Thursday, September 3, 2015

When lawyers always win, it's time to limit their high fees

For years, Prospect Avenue in Hackensack was pounded by ambulances into little more than a crudely patched track that resembled a third-world road. City officials neglected it, even though Prospect is a premier street lined with expensive high-rises.
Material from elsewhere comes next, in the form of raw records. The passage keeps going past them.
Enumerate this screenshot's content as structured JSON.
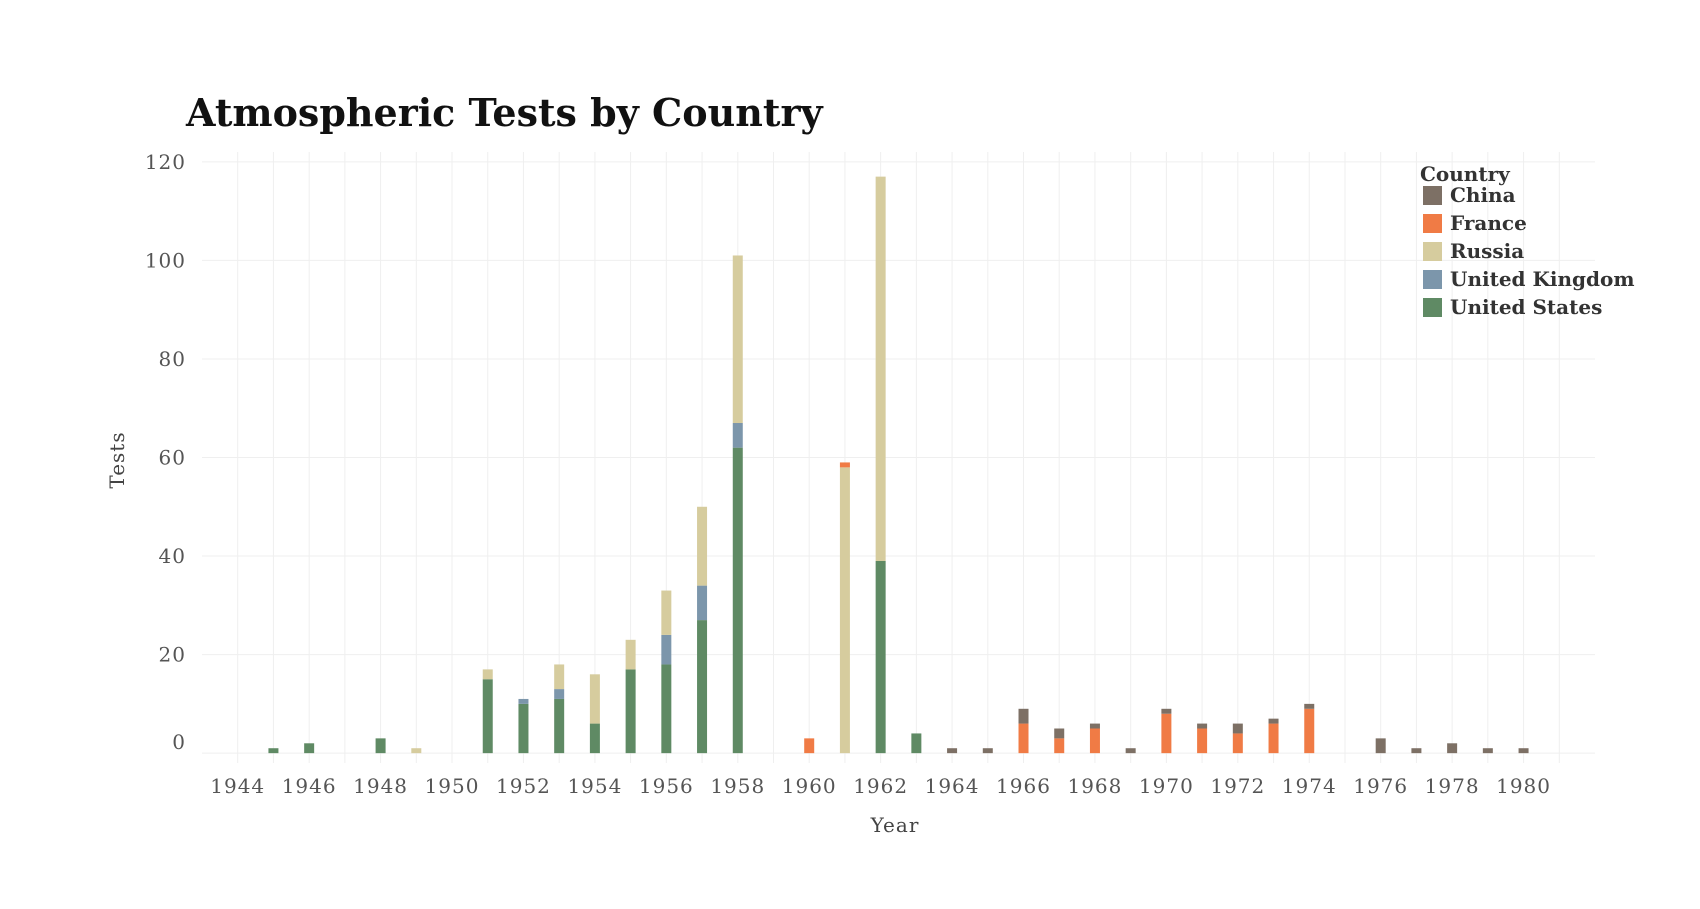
{
  "chart_data": {
    "type": "bar",
    "stacked": true,
    "title": "Atmospheric Tests by Country",
    "xlabel": "Year",
    "ylabel": "Tests",
    "xlim": [
      1943,
      1982
    ],
    "ylim": [
      -2,
      122
    ],
    "x_ticks": [
      1944,
      1946,
      1948,
      1950,
      1952,
      1954,
      1956,
      1958,
      1960,
      1962,
      1964,
      1966,
      1968,
      1970,
      1972,
      1974,
      1976,
      1978,
      1980
    ],
    "y_ticks": [
      0,
      20,
      40,
      60,
      80,
      100,
      120
    ],
    "grid": true,
    "legend": {
      "title": "Country",
      "placement": "top-right",
      "entries": [
        "China",
        "France",
        "Russia",
        "United Kingdom",
        "United States"
      ]
    },
    "colors": {
      "China": "#7d7065",
      "France": "#f07b45",
      "Russia": "#d6cc9e",
      "United Kingdom": "#7c96ab",
      "United States": "#5f8a64"
    },
    "stack_order": [
      "United States",
      "United Kingdom",
      "Russia",
      "France",
      "China"
    ],
    "x": [
      1945,
      1946,
      1948,
      1949,
      1951,
      1952,
      1953,
      1954,
      1955,
      1956,
      1957,
      1958,
      1960,
      1961,
      1962,
      1963,
      1964,
      1965,
      1966,
      1967,
      1968,
      1969,
      1970,
      1971,
      1972,
      1973,
      1974,
      1976,
      1977,
      1978,
      1979,
      1980
    ],
    "series": [
      {
        "name": "United States",
        "values": [
          1,
          2,
          3,
          0,
          15,
          10,
          11,
          6,
          17,
          18,
          27,
          62,
          0,
          0,
          39,
          4,
          0,
          0,
          0,
          0,
          0,
          0,
          0,
          0,
          0,
          0,
          0,
          0,
          0,
          0,
          0,
          0
        ]
      },
      {
        "name": "United Kingdom",
        "values": [
          0,
          0,
          0,
          0,
          0,
          1,
          2,
          0,
          0,
          6,
          7,
          5,
          0,
          0,
          0,
          0,
          0,
          0,
          0,
          0,
          0,
          0,
          0,
          0,
          0,
          0,
          0,
          0,
          0,
          0,
          0,
          0
        ]
      },
      {
        "name": "Russia",
        "values": [
          0,
          0,
          0,
          1,
          2,
          0,
          5,
          10,
          6,
          9,
          16,
          34,
          0,
          58,
          78,
          0,
          0,
          0,
          0,
          0,
          0,
          0,
          0,
          0,
          0,
          0,
          0,
          0,
          0,
          0,
          0,
          0
        ]
      },
      {
        "name": "France",
        "values": [
          0,
          0,
          0,
          0,
          0,
          0,
          0,
          0,
          0,
          0,
          0,
          0,
          3,
          1,
          0,
          0,
          0,
          0,
          6,
          3,
          5,
          0,
          8,
          5,
          4,
          6,
          9,
          0,
          0,
          0,
          0,
          0
        ]
      },
      {
        "name": "China",
        "values": [
          0,
          0,
          0,
          0,
          0,
          0,
          0,
          0,
          0,
          0,
          0,
          0,
          0,
          0,
          0,
          0,
          1,
          1,
          3,
          2,
          1,
          1,
          1,
          1,
          2,
          1,
          1,
          3,
          1,
          2,
          1,
          1
        ]
      }
    ]
  }
}
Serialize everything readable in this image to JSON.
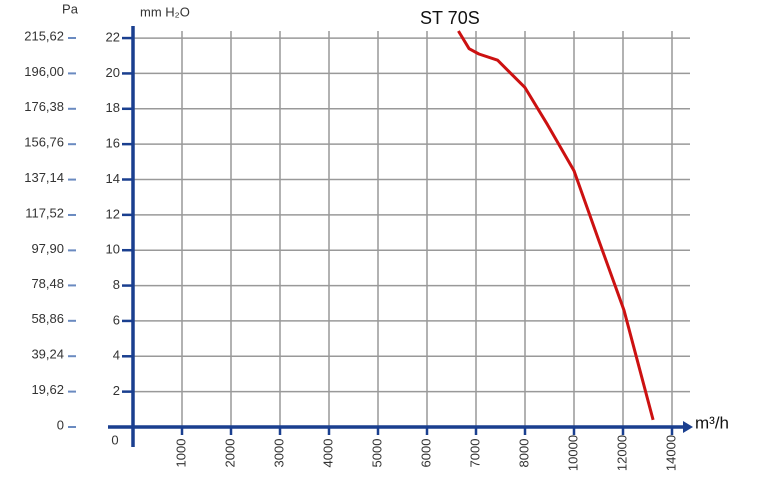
{
  "chart_data": {
    "type": "line",
    "annotation": "ST 70S",
    "xlabel": "m³/h",
    "ylabel": "mm H₂O",
    "y2label": "Pa",
    "xticks": [
      0,
      1000,
      2000,
      3000,
      4000,
      5000,
      6000,
      7000,
      8000,
      10000,
      12000,
      14000
    ],
    "xlim": [
      0,
      14000
    ],
    "ylim": [
      0,
      22.4
    ],
    "yticks": [
      2,
      4,
      6,
      8,
      10,
      12,
      14,
      16,
      18,
      20,
      22
    ],
    "y2lim": [
      0,
      219.5
    ],
    "y2ticks": [
      0,
      {
        "value": 19.62,
        "label": "19,62"
      },
      {
        "value": 39.24,
        "label": "39,24"
      },
      {
        "value": 58.86,
        "label": "58,86"
      },
      {
        "value": 78.48,
        "label": "78,48"
      },
      {
        "value": 97.9,
        "label": "97,90"
      },
      {
        "value": 117.52,
        "label": "117,52"
      },
      {
        "value": 137.14,
        "label": "137,14"
      },
      {
        "value": 156.76,
        "label": "156,76"
      },
      {
        "value": 176.38,
        "label": "176,38"
      },
      {
        "value": 196.0,
        "label": "196,00"
      },
      {
        "value": 215.62,
        "label": "215,62"
      }
    ],
    "grid": true,
    "series": [
      {
        "name": "ST 70S",
        "color": "#cc1111",
        "x": [
          6640,
          6860,
          7060,
          7440,
          8000,
          8920,
          10000,
          11000,
          12040,
          13230
        ],
        "values": [
          22.4,
          21.4,
          21.1,
          20.75,
          19.2,
          17.1,
          14.5,
          10.6,
          6.6,
          0.4
        ]
      }
    ]
  }
}
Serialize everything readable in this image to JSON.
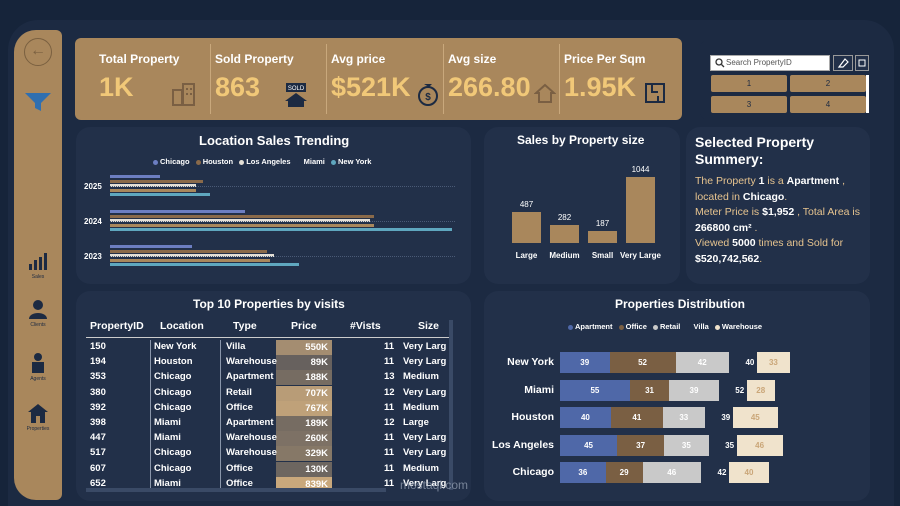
{
  "kpis": [
    {
      "title": "Total Property",
      "value": "1K",
      "icon": "buildings-icon"
    },
    {
      "title": "Sold Property",
      "value": "863",
      "icon": "sold-house-icon"
    },
    {
      "title": "Avg price",
      "value": "$521K",
      "icon": "money-bag-icon"
    },
    {
      "title": "Avg size",
      "value": "266.80",
      "icon": "house-icon"
    },
    {
      "title": "Price Per Sqm",
      "value": "1.95K",
      "icon": "floor-plan-icon"
    }
  ],
  "slicer": {
    "search_placeholder": "Search PropertyID",
    "chips": [
      "1",
      "2",
      "3",
      "4"
    ]
  },
  "sidebar": {
    "items": [
      {
        "label": "Sales",
        "icon": "bar-chart-icon"
      },
      {
        "label": "Clients",
        "icon": "clients-icon"
      },
      {
        "label": "Agents",
        "icon": "agents-icon"
      },
      {
        "label": "Properties",
        "icon": "properties-icon"
      }
    ]
  },
  "location_trend": {
    "title": "Location Sales Trending",
    "legend": [
      "Chicago",
      "Houston",
      "Los Angeles",
      "Miami",
      "New York"
    ],
    "colors": [
      "#6c7ec2",
      "#8a6a4a",
      "#e4dfd6",
      "#a9875c",
      "#5fa7bf"
    ]
  },
  "size_chart": {
    "title": "Sales by Property size"
  },
  "summary": {
    "title": "Selected Property Summery:",
    "t1": "The Property ",
    "v1": "1",
    "t2": " is a ",
    "v2": "Apartment",
    "t3": " , located in ",
    "v3": "Chicago",
    "t4": ".",
    "t5": "Meter Price  is ",
    "v5": "$1,952",
    "t6": " , Total Area is ",
    "v6": "266800 cm²",
    "t7": " .",
    "t8": "Viewed ",
    "v8": "5000",
    "t9": " times and Sold for ",
    "v9": "$520,742,562",
    "t10": "."
  },
  "top10": {
    "title": "Top 10 Properties by visits",
    "columns": [
      "PropertyID",
      "Location",
      "Type",
      "Price",
      "#Vists",
      "Size"
    ],
    "rows": [
      [
        "150",
        "New York",
        "Villa",
        "550K",
        "11",
        "Very Larg"
      ],
      [
        "194",
        "Houston",
        "Warehouse",
        "89K",
        "11",
        "Very Larg"
      ],
      [
        "353",
        "Chicago",
        "Apartment",
        "188K",
        "13",
        "Medium"
      ],
      [
        "380",
        "Chicago",
        "Retail",
        "707K",
        "12",
        "Very Larg"
      ],
      [
        "392",
        "Chicago",
        "Office",
        "767K",
        "11",
        "Medium"
      ],
      [
        "398",
        "Miami",
        "Apartment",
        "189K",
        "12",
        "Large"
      ],
      [
        "447",
        "Miami",
        "Warehouse",
        "260K",
        "11",
        "Very Larg"
      ],
      [
        "517",
        "Chicago",
        "Warehouse",
        "329K",
        "11",
        "Very Larg"
      ],
      [
        "607",
        "Chicago",
        "Office",
        "130K",
        "11",
        "Medium"
      ],
      [
        "652",
        "Miami",
        "Office",
        "839K",
        "11",
        "Very Larg"
      ]
    ]
  },
  "distribution": {
    "title": "Properties Distribution",
    "legend": [
      "Apartment",
      "Office",
      "Retail",
      "Villa",
      "Warehouse"
    ],
    "colors": [
      "#4f68a8",
      "#7a5f43",
      "#c9c9c9",
      "#223049",
      "#f0e3cc"
    ]
  },
  "watermark": "mostaql.com",
  "chart_data": [
    {
      "type": "bar",
      "orientation": "horizontal",
      "title": "Location Sales Trending",
      "categories": [
        "2025",
        "2024",
        "2023"
      ],
      "series": [
        {
          "name": "Chicago",
          "values": [
            70,
            190,
            115
          ]
        },
        {
          "name": "Houston",
          "values": [
            130,
            370,
            220
          ]
        },
        {
          "name": "Los Angeles",
          "values": [
            120,
            365,
            230
          ]
        },
        {
          "name": "Miami",
          "values": [
            120,
            370,
            225
          ]
        },
        {
          "name": "New York",
          "values": [
            140,
            480,
            265
          ]
        }
      ]
    },
    {
      "type": "bar",
      "title": "Sales by Property size",
      "categories": [
        "Large",
        "Medium",
        "Small",
        "Very Large"
      ],
      "values": [
        487,
        282,
        187,
        1044
      ]
    },
    {
      "type": "bar",
      "orientation": "horizontal",
      "stacked": true,
      "title": "Properties Distribution",
      "categories": [
        "New York",
        "Miami",
        "Houston",
        "Los Angeles",
        "Chicago"
      ],
      "series": [
        {
          "name": "Apartment",
          "values": [
            39,
            55,
            40,
            45,
            36
          ]
        },
        {
          "name": "Office",
          "values": [
            52,
            31,
            41,
            37,
            29
          ]
        },
        {
          "name": "Retail",
          "values": [
            42,
            39,
            33,
            35,
            46
          ]
        },
        {
          "name": "Villa",
          "values": [
            40,
            52,
            39,
            35,
            42
          ]
        },
        {
          "name": "Warehouse",
          "values": [
            33,
            28,
            45,
            46,
            40
          ]
        }
      ]
    }
  ]
}
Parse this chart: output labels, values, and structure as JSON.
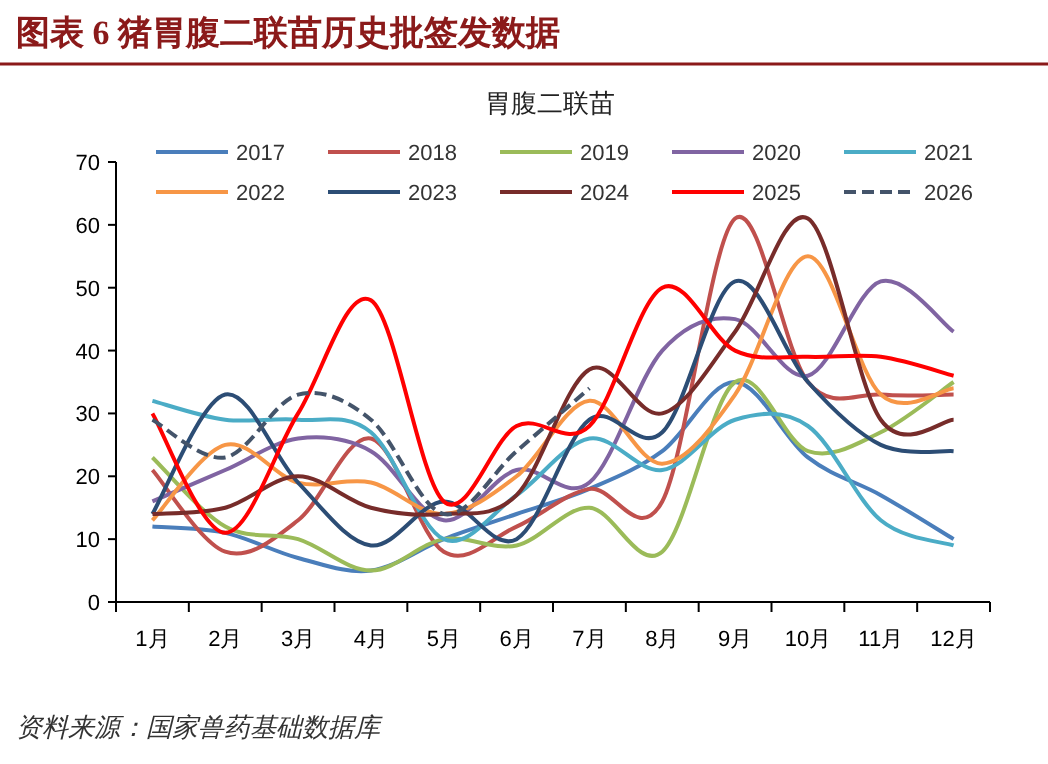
{
  "chart_data": {
    "type": "line",
    "title": "图表 6    猪胃腹二联苗历史批签发数据",
    "subtitle": "胃腹二联苗",
    "annotations": [
      "资料来源：国家兽药基础数据库"
    ],
    "categories": [
      "1月",
      "2月",
      "3月",
      "4月",
      "5月",
      "6月",
      "7月",
      "8月",
      "9月",
      "10月",
      "11月",
      "12月"
    ],
    "ylim": [
      0,
      70
    ],
    "yticks": [
      0,
      10,
      20,
      30,
      40,
      50,
      60,
      70
    ],
    "grid": false,
    "legend": "top",
    "marker": "none",
    "series": [
      {
        "name": "2017",
        "color": "#4a7ebb",
        "values": [
          12,
          11,
          7,
          5,
          10,
          14,
          18,
          24,
          35,
          23,
          17,
          10
        ]
      },
      {
        "name": "2018",
        "color": "#c0504d",
        "values": [
          21,
          8,
          13,
          26,
          8,
          12,
          18,
          16,
          61,
          35,
          33,
          33
        ]
      },
      {
        "name": "2019",
        "color": "#9bbb59",
        "values": [
          23,
          12,
          10,
          5,
          10,
          9,
          15,
          8,
          35,
          24,
          27,
          35
        ]
      },
      {
        "name": "2020",
        "color": "#8064a2",
        "values": [
          16,
          21,
          26,
          24,
          13,
          21,
          19,
          40,
          45,
          36,
          51,
          43
        ]
      },
      {
        "name": "2021",
        "color": "#4bacc6",
        "values": [
          32,
          29,
          29,
          27,
          10,
          17,
          26,
          21,
          29,
          28,
          13,
          9
        ]
      },
      {
        "name": "2022",
        "color": "#f79646",
        "values": [
          13,
          25,
          19,
          19,
          14,
          20,
          32,
          22,
          33,
          55,
          33,
          34
        ]
      },
      {
        "name": "2023",
        "color": "#2c4d75",
        "values": [
          14,
          33,
          19,
          9,
          16,
          10,
          29,
          27,
          51,
          35,
          25,
          24
        ]
      },
      {
        "name": "2024",
        "color": "#772c2a",
        "values": [
          14,
          15,
          20,
          15,
          14,
          17,
          37,
          30,
          43,
          61,
          29,
          29
        ]
      },
      {
        "name": "2025",
        "color": "#ff0000",
        "values": [
          30,
          11,
          30,
          48,
          16,
          28,
          28,
          50,
          40,
          39,
          39,
          36
        ]
      },
      {
        "name": "2026",
        "color": "#44546a",
        "line_style": "dashed",
        "values": [
          29,
          23,
          33,
          29,
          14,
          24,
          34,
          null,
          null,
          null,
          null,
          null
        ]
      }
    ]
  }
}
Now, the repaving of Prospect, between Essex and Passaic streets, has been greeted with oohs and aahs.


By VICTOR E. SASSON
EDITOR

The Record is running major stories today on just three of the things Governor Christie is against, including a Page 1 report on the fallout from his refusal to raise the low gasoline tax.

Port Authority reporter Shawn Boburg says the bistate agency has spent $1.75 million on favored outside lawyers to defend itself and its employees from a probe of actions they took at Christie's urging (A-1).

That's nearly three times the $675,000 the agency spent on outside legal eagles during a grand jury probe of the George Washington Bridge lane closures (A-8).

Hourly rates?

Boburg's long story doesn't mention the rates the Port Authority was charged by connected law firms in New York and New Jersey, but you can bet it is several hundreds of dollars per hour.

Whatever the outcome of the probe, the lawyers will win by collecting millions in legal fees and laughing all the way to the bank, taking comfort in the knowledge that no one is moving to regulate their rates.

The Record prefers to report on lawyers who dress well, but never questions high legal fees, which deny many people access to the courts.

And its own general counsel happily pay hundreds of dollars per hour to lawyers at Pashman Stein in Hackensack.

Anti-transit, too

At Christie's urging, the Port Authority shifted $1.8 billion to the repair of New Jersey roads from a fund that was supposed to help build two Hudson River rail tunnels, a project the GOP bully killed in 2010.

"New Jersey needed the funds because its own Transportation Trust Fund had virtually run out of money and could no longer support large projects," Boburg reports.

He notes the repairs "allowed Christie to plug a hole in the state's budget ... without raising New Jersey's gasoline tax ..., the main source of income for the state's transportation funding" (A-8). 

The Port Authority is defending its actions from probes by the Manhattan District Attorney's Office and the U.S. Securities and Exchange Commission.

Also anti-voting

A story on A-4 today reports Christie also opposes a revision of New Jersey's laws "by expanding early voting to two weeks before general elections, automatically registering voters when they are issued a driver's license and allowing online registration."

On A-9, another story reports Christie is attacking President Obama's "sweeping plan to cut carbon emissions from power plants."

The Record and other media should question the conservative's racial motivation for repeated attacks on Obama's policies.

Christie is running against 15 or 16 other Republicans for his party's presidential nomination, not Obama, and in the unlikely event he gets it, he certainly won't be facing the president in the 2016 election.

More errors

A-2 today carries corrections from Better Living, Sports and Local, showing a total breakdown in the editing of the Woodland Park daily.

In Local, the drought on Hackensack news continues.